Cholecystectomy is curative. Laparoscopic cholecystectomy is routinely performed in symptomatic infants and children with cholelithiasis. Common bile duct stones are unusual in children, occurring in 2-6% of cases with cholelithiasis, often in association with obstructive jaundice and pancreatitis. Operative cholangiography should be done at the time of surgery, however, to detect unsuspected common duct calculi. Endoscopic retrograde cholangiography with extraction of common duct stones is an option before laparoscopic cholecystectomy in older children and adolescents.
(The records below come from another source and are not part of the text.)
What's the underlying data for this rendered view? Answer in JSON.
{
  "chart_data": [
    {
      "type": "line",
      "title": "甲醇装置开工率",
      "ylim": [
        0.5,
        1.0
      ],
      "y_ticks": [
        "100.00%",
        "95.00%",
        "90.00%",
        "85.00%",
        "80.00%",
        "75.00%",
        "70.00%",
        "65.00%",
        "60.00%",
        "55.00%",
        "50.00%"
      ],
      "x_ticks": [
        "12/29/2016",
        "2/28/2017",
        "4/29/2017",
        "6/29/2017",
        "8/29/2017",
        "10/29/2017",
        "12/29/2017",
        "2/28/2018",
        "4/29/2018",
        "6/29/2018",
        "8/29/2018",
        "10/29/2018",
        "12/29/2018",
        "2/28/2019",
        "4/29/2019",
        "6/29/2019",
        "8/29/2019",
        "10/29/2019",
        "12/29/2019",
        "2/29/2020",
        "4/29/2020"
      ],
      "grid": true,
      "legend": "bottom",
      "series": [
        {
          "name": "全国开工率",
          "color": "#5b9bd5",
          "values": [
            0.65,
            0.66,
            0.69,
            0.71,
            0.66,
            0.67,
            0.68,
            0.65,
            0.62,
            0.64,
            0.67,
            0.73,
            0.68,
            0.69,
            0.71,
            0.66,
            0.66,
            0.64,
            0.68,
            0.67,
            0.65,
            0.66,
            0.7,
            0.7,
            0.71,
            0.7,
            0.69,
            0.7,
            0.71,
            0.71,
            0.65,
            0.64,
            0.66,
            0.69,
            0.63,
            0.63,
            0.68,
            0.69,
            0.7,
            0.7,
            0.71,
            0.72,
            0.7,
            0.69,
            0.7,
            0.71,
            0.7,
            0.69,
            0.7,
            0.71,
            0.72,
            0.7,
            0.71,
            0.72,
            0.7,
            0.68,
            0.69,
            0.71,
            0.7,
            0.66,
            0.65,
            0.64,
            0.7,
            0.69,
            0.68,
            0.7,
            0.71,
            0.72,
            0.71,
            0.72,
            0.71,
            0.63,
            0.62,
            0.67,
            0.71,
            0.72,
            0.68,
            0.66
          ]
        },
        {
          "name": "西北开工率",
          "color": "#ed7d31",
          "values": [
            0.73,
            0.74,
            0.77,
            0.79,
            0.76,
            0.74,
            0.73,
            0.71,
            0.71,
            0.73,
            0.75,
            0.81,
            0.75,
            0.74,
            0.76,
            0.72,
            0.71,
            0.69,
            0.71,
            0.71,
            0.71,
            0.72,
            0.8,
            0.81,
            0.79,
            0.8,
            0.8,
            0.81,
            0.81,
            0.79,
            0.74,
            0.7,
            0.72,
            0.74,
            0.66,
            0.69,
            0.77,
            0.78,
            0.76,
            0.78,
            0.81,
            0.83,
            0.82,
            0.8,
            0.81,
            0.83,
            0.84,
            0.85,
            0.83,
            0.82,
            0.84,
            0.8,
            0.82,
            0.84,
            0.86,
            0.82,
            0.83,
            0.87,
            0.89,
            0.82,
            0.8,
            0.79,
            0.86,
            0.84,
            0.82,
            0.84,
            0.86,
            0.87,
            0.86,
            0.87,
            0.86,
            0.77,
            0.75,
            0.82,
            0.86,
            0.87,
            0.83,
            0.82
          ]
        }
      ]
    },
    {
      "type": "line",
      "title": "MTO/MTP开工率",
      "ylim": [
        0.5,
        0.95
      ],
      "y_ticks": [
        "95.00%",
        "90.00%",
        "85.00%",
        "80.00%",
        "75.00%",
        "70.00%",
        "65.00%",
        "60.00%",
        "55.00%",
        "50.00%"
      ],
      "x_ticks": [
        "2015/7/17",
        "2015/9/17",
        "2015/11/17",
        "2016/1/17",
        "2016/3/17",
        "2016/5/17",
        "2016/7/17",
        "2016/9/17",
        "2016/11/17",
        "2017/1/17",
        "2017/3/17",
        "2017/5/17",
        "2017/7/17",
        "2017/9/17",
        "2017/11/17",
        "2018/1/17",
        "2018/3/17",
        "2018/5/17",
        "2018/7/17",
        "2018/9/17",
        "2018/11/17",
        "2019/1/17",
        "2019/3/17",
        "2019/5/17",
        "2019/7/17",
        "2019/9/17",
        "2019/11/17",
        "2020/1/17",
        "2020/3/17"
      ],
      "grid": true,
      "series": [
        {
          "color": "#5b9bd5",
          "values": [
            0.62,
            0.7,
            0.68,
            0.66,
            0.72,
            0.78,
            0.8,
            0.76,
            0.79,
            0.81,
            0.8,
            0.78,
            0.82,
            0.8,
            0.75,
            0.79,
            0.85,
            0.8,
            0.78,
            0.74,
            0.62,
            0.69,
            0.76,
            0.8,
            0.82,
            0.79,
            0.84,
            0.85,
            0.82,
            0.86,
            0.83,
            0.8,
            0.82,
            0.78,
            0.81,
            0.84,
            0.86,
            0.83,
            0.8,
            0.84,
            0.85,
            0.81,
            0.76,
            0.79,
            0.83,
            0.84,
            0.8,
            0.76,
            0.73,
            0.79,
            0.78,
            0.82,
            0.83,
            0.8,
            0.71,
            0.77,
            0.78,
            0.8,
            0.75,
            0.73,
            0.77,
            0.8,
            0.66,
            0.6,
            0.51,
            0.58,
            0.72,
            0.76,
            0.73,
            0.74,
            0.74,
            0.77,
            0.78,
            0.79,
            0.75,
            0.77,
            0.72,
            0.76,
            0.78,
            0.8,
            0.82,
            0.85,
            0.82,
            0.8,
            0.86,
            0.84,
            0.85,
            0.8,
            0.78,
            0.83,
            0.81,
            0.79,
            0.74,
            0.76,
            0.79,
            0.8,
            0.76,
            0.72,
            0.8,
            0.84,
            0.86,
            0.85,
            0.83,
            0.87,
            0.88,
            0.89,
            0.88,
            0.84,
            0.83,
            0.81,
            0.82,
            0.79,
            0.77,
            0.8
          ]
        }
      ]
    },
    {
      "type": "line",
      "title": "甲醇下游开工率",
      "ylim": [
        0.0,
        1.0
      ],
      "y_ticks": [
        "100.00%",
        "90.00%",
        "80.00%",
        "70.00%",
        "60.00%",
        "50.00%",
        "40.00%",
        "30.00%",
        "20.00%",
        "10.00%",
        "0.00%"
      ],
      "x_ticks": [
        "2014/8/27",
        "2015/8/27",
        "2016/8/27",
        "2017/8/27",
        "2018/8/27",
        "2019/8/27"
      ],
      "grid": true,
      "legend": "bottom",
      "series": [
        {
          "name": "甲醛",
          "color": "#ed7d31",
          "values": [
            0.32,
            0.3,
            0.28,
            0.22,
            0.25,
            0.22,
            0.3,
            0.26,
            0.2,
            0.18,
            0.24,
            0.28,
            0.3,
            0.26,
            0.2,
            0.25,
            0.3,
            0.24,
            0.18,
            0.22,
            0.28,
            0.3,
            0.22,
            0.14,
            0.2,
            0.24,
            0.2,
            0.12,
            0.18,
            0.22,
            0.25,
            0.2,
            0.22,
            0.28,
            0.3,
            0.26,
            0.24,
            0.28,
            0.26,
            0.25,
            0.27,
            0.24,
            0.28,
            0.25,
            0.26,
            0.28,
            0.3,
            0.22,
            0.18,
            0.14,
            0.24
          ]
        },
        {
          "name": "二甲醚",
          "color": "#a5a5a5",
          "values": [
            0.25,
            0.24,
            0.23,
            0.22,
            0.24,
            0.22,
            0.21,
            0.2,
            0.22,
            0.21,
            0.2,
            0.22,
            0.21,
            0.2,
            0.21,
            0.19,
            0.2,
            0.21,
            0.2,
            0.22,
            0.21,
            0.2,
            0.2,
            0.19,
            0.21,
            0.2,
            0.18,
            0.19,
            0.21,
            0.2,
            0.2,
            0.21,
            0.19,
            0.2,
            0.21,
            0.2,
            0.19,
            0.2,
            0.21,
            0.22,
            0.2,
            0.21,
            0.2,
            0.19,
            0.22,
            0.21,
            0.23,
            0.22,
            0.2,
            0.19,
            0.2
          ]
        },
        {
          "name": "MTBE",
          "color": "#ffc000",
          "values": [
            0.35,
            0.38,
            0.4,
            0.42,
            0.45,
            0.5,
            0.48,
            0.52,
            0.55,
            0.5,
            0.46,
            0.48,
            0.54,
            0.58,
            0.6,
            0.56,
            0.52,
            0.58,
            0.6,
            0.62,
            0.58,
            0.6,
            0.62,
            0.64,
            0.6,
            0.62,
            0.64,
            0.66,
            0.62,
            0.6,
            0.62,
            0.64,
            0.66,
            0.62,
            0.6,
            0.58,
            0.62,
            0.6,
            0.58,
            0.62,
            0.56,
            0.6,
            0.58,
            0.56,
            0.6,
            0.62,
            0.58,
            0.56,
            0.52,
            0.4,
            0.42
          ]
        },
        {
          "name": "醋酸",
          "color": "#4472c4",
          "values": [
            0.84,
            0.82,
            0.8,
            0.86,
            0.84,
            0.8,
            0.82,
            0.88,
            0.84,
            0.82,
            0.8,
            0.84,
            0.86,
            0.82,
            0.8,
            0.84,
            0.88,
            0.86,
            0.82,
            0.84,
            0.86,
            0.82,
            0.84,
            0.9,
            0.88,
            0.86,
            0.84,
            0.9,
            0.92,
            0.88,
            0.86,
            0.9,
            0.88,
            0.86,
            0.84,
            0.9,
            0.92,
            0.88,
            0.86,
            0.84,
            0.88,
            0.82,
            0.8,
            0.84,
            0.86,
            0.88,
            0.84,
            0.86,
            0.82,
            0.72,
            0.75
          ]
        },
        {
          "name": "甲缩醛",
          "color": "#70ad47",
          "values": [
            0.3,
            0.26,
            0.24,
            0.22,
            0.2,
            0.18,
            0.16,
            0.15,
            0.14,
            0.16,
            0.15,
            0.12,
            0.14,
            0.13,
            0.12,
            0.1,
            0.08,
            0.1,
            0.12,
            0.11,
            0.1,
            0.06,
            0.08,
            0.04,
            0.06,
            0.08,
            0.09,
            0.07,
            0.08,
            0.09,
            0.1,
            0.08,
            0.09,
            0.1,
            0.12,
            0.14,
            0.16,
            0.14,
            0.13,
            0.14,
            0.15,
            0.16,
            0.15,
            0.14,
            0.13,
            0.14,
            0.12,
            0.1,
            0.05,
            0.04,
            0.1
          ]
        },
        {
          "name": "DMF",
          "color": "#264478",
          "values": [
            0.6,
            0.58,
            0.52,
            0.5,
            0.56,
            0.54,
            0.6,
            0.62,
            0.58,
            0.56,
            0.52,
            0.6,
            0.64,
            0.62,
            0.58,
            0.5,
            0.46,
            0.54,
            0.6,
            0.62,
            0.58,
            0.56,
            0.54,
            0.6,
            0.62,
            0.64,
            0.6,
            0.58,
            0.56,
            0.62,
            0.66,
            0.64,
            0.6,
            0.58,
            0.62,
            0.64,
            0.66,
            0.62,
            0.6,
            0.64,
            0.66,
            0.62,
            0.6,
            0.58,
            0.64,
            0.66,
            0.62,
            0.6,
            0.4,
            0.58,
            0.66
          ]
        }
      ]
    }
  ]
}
Asymptomatic patients with cholelithiasis pose a more difficult management problem. Studies in adults indicate a lag time of more than a decade between initial formation of a gallstone and development of symptoms. Spontaneous resolution of cholelithiasis has been reported in infants and children. If surgery is deferred for any patient, however, parents should be counseled about signs and symptoms consistent with cholecystitis or obstruction of the common bile duct by a gallstone. In patients with chronic hemolysis or ileal disease, cholecystectomy can be carried out at the same time as another surgical procedure. Because laparoscopic surgery can safely be performed in children with sickle cell disease, elective cholecystectomy is being done more frequently at the time of gallstone diagnosis, before symptoms or complications develop. In cases associated with liver disease, severe obesity, or cystic fibrosis, the surgical risk of cholecystectomy may be substantial so that the risks and benefits of the operation need to be carefully considered.
Biliary dyskinesia is a motility disorder of the biliary tract that may cause acalculous biliary colic in children, often in association with nausea and fatty food intolerance. There are usually no gallstones on imaging. Sphincter of Oddi dysfunction may be a variant that can present with chronic abdominal pain and recurrent pancreatitis. The diagnosis is based on a cholecystokinin–diisopropyl iminodiacetic acid scan demonstrating a gallbladder ejection fraction of less than 35%. Reproduction of pain on cholecystokinin administration may also be seen, as well as the absence of gallbladder filling on an otherwise normal ultrasound examination. In several recent reports, laparoscopic cholecystectomy was effective in providing both short-term and long-term improvement of symptoms in most children with biliary dyskinesia.